3'(2')-O-(4-Benzoyl)benzoyl-ATP (Bz2ATP) was used as a photoaffinity label of the ATP binding site of unphosphorylated chicken gizzard myosin. Specific photolabeling of the active site of 6 S myosin was assured by forming a stable myosin.Co(II)Bz2ADP.orthovanadate complex (termed trapping) prior to irradiation. Co2+ was used in place of Mg2+ to prevent the known photoreaction of vanadate with myosin which destabilizes the trapped complex. [3H] Bz2ADP.Pi was also stably trapped on gizzard myosin by forming the 10 S folded conformation of the protein in the presence of [3H]Bz2ATP and Mg2+. Irradiation of 6 S myosin containing orthovanadate trapped [3H] Bz2ADP or 10 S trapped [3H]Bz2ADP.Pi gave 32 and 30% covalent incorporation, respectively.
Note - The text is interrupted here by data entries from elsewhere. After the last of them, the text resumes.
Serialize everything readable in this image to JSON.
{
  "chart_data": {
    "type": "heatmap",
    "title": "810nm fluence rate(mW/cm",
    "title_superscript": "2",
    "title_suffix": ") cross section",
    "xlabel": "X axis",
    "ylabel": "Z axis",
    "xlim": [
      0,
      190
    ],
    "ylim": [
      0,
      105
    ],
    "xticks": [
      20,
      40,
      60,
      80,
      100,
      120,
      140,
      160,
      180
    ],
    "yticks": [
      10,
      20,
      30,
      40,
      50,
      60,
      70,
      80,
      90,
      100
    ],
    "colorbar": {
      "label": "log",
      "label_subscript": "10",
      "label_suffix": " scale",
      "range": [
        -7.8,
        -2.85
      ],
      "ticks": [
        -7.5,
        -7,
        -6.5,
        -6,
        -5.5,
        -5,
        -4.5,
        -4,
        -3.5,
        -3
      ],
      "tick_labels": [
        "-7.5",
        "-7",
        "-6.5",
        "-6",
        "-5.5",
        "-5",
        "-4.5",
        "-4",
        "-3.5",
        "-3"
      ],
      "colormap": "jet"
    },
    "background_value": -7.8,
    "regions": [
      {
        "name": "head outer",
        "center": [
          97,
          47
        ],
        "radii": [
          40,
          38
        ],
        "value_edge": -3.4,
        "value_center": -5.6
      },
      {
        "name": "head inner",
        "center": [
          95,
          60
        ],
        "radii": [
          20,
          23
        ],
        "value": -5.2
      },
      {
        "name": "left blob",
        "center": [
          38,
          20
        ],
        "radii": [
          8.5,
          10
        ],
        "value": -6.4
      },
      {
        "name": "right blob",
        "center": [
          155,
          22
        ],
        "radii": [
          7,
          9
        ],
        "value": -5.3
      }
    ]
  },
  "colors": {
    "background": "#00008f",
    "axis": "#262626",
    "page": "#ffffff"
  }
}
The 50-kDa and precursor 68-kDa tryptic peptides of the subfragment-1 heavy chain derived from both forms of myosin were found to contain essentially all of the covalently attached [3H]Bz2ADP. Parallel experiments with untrapped [3H]Bz2ADP showed extensive nonspecific labeling of all of the major tryptic peptides and the light chains. Eight labeled peptides, isolated from 6 and 10 S photolabeled myosin, contained the sequence G319-H-V-P-I-X-A-Q326, where X corresponds to labeled proline 324. [14C]Bz2ADP was previously shown to label serine 324 in skeletal subfragment-1 (Mahmood, R., Elzinga, M., and Yount, R. G. (1989) Biochemistry 28, 3989-3995), which corresponds to alanine 325 in the gizzard sequence. Thus, this region of the 50-kDa tryptic fragment, near the nucleotide binding site, in both skeletal and smooth muscle myosins, must fold in essentially the same manner.